Plotting the ROC curve is a good solution to understand and select the operation point of the model i.e. the threshold applied on the model output to differentiate between fraudulent and legitimate transactions.
Compute the test predictions:
predictions = model.predict(test_ds)
predictions = np.nan_to_num(predictions, nan=0)
9002/9002 ━━━━━━━━━━━━━━━━━━━━ 10s 1ms/step
Extract the labels from the test set:
labels = np.concatenate([label for _, label in test_ds])
Finaly, we plot the ROC curve.
_ = RocCurveDisplay.from_predictions(labels, predictions)
The Keras model is ready to be used on transactions with an unknown fraud status, a.k.a. serving. We save the model on disk for future use.

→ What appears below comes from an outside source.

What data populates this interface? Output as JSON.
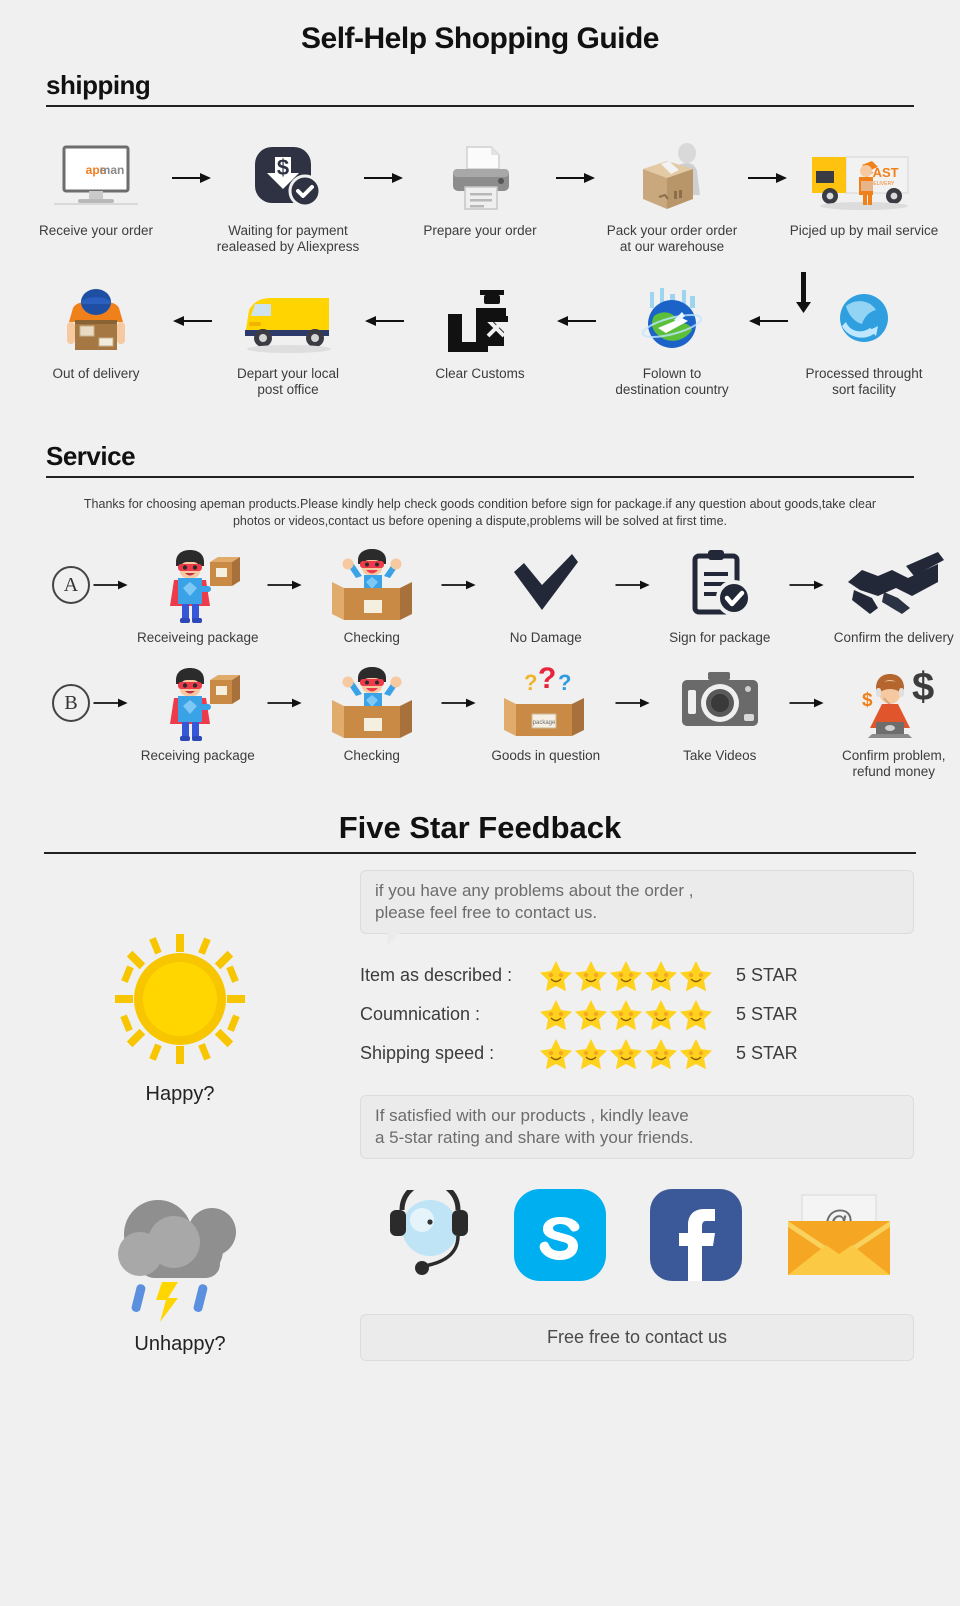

Note: The model does not include the data preparation and preprocessing steps done in Pandas and Temporian. They have to be applied manually to the data fed into the model. While not demonstrated here, Temporian preprocessing can also be saved to disk with tp.save.
model.save("fraud_detection_model.keras")
The model can be later reloaded with:
loaded_model = keras.saving.load_model("fraud_detection_model.keras")
# Generate predictions with the loaded model on 5 test examples.
loaded_model.predict(test_ds.rebatch(5).take(1))
1/1 ━━━━━━━━━━━━━━━━━━━━ 0s 71ms/step
/usr/lib/python3.11/contextlib.py:155: UserWarning: Your input ran out of data; interrupting training. Make sure that your dataset or generator can generate at least `steps_per_epoch * epochs` batches. You may need to use the `.repeat()` function when building your dataset.
self.gen.throw(typ, value, traceback)
array([[0.08197185],
[0.16517264],
[0.13180313],
[0.10209075],
[0.14283912]], dtype=float32)
We trained a feed-forward neural network to identify fraudulent transactions. To feed them into the model, the transactions were preprocessed and transformed into a tabular dataset using Temporian. Now, a question to the reader: What could be done to further improve the model's performance?